Muy pocas palabras nos bastaban para fijar rumbos mentales, definir opciones o preferencias; muchas veces un gesto, una broma o un juego de palabras nos situaba exactamente en el vórtice de una discusión sobre Henry James, Vicente Huidobro o Sergio Eisenstein. Frente a un círculo de amigos de Pablo tendía a convertirlos en oyentes, su lenta voz encadenaba ciclos, sagas, fábulas o crónicas; a solas conmigo —y descuento que también con otros amigos tanto o más entrañables— deponía todo cesarismo intelectual para discutir, buscar, controvertir en un mismo nivel, con un gusto perceptible por el diálogo, oído y boca alternándose en su justa armonía. Pronto aprendí a conocer la escala de valores de su mirada y de su sonrisa que reemplazaban muchas veces una opinión, un rechazo o un elogio. Cuando Gallimard me pidió un prólogo para la edición francesa de Residencia en la tierra, lo escribí en forma de carta abierta y se lo envié a Pablo, que muchas había rechazado ese ciclo de su poesía como una etapa individualista y egoísta de su obra antes del gran salto al Canto general. Después de leer el texto, en el que yo reiteraba una admiración por Residencia que sigue creciendo con el tiempo, Pablo se limitó a mirarme y a sonreír, y esa mirada y esa sonrisa me dieron exactamente la medida de su secreta alegría, de su fidelidad nocturna hacia una obra que la corriente de la historia lo llevaba a negar a la luz del día. Creo que ese día sentimos mejor que nunca la fuerza de nuestra amistad, y ese silencio lleno de inteligencia sigue valiendo para mí como la más alta recompensa que me haya sido dada jamás en ese terreno; sólo José Lezama Lima supo tener conmigo un diálogo semejante, en el que muchas veces los silencios y las miradas llenaban el espacio mental de imágenes resplandecientes que el lenguaje sólo hubiera podido mostrar desde empañados espejos.
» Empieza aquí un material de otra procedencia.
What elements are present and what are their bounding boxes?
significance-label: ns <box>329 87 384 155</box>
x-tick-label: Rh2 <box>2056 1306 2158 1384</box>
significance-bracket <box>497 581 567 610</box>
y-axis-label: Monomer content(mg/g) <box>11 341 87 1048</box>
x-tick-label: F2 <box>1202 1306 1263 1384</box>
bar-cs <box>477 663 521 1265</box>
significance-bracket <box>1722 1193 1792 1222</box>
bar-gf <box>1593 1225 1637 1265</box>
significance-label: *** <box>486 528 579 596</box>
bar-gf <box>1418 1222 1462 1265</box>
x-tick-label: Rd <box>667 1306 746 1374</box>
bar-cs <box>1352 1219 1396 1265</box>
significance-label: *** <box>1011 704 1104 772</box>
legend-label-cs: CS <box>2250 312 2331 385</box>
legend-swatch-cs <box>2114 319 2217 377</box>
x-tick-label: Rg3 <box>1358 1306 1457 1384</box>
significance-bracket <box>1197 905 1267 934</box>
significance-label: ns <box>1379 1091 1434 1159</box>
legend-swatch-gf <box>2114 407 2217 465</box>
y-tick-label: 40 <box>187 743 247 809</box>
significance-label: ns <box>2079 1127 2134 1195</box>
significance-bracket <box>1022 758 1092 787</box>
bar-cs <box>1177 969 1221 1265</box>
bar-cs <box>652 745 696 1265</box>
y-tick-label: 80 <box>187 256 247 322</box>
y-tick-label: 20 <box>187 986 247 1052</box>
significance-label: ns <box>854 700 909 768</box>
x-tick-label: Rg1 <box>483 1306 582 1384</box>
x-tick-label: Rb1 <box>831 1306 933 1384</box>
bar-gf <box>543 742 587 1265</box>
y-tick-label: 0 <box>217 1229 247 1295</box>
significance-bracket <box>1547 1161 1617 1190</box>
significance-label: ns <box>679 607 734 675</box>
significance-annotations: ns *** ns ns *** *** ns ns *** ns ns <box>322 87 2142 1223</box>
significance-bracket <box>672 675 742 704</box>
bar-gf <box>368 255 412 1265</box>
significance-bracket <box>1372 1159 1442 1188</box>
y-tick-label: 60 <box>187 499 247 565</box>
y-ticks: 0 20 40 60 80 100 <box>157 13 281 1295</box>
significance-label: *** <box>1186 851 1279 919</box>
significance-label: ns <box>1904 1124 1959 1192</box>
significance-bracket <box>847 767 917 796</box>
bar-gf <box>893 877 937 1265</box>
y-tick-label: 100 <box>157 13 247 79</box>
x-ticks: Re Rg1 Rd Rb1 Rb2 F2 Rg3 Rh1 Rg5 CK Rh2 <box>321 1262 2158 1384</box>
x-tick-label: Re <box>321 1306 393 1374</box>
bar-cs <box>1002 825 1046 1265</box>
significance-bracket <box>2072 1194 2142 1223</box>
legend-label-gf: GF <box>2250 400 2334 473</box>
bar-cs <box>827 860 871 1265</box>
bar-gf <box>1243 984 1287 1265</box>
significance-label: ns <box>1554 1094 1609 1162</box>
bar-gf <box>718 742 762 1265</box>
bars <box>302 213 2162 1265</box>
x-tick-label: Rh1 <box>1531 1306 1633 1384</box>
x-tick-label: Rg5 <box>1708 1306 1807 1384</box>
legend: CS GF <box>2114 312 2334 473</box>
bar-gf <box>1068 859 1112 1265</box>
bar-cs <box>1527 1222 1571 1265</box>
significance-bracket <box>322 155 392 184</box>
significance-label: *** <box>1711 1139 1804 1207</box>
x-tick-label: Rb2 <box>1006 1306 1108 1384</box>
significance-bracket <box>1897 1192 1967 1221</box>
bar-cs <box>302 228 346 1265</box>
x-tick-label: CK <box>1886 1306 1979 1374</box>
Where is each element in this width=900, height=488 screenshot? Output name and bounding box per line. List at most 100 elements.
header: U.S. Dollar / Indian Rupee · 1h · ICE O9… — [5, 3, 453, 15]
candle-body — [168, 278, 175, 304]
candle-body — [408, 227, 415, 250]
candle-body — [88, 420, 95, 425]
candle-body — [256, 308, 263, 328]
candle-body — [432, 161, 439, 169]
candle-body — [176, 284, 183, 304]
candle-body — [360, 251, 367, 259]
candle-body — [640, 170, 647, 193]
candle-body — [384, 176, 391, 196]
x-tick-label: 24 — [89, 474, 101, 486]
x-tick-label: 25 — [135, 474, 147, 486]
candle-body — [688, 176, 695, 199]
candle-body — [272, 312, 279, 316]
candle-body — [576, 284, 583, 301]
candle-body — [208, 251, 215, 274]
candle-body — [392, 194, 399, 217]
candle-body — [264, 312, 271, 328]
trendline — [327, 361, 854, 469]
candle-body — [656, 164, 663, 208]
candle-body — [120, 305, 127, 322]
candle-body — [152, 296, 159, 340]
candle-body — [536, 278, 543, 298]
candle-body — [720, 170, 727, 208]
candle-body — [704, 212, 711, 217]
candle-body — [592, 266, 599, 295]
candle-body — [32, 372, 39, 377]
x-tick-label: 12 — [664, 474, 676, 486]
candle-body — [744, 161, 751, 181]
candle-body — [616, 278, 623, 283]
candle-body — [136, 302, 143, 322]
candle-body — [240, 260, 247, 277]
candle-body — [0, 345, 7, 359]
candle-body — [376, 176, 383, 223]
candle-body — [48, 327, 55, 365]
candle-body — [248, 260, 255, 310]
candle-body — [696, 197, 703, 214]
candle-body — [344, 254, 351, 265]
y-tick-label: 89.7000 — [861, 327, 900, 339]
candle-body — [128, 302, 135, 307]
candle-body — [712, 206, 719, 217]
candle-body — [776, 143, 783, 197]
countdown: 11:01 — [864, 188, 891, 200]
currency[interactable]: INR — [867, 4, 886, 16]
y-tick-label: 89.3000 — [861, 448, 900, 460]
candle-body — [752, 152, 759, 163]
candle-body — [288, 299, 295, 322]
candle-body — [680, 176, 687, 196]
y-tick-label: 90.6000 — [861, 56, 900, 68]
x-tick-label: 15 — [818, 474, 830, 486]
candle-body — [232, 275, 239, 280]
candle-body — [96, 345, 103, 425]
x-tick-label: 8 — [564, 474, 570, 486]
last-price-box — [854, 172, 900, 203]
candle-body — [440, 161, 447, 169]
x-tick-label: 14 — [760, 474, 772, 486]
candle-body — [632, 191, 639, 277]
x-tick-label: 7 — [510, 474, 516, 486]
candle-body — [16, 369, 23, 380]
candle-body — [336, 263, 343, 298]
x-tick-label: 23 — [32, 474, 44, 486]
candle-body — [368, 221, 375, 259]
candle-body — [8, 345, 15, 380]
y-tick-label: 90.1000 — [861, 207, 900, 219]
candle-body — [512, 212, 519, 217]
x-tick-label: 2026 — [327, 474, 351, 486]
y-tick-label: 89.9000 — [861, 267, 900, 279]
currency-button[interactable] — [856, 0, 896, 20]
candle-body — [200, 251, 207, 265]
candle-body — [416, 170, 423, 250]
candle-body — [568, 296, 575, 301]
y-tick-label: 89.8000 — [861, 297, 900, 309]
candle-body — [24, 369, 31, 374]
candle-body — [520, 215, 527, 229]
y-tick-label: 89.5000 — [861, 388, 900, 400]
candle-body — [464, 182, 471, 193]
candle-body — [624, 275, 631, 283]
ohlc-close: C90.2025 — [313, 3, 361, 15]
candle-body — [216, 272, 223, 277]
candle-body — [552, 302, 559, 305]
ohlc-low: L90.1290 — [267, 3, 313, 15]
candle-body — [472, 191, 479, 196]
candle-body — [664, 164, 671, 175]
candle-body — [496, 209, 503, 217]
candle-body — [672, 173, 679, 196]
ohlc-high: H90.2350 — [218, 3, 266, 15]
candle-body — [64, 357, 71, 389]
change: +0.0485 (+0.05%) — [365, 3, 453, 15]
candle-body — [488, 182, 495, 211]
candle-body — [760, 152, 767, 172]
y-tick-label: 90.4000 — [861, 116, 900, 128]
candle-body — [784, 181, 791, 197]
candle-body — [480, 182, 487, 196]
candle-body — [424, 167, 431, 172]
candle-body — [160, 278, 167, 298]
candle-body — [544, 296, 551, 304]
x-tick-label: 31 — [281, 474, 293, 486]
Por todo eso la ausencia de Pablo no me ha parecido nunca trágica en el plano del afecto; alguien que llena el mundo de su tiempo como él lo llenó no falta jamás a las citas del recuerdo, a los encuentros en las horas más altas. No me duele su muerte, tan grande y plena es la alegría de saberlo en la gran casa del corazón de su pueblo que es también mi casa; cuando bebo, cuando amo, cuando miro algo que me parece bello o bueno, tengo siempre un gesto de complicidad para él; sus grandes ojos lentos me devuelven esa connivencia, algún verso salta desde el trampolín de la memoria para responderme, para acompañarme. Nada puede cambiar, nada ha cambiado allí donde todo fue dicho en su justo lugar y en su hora justa.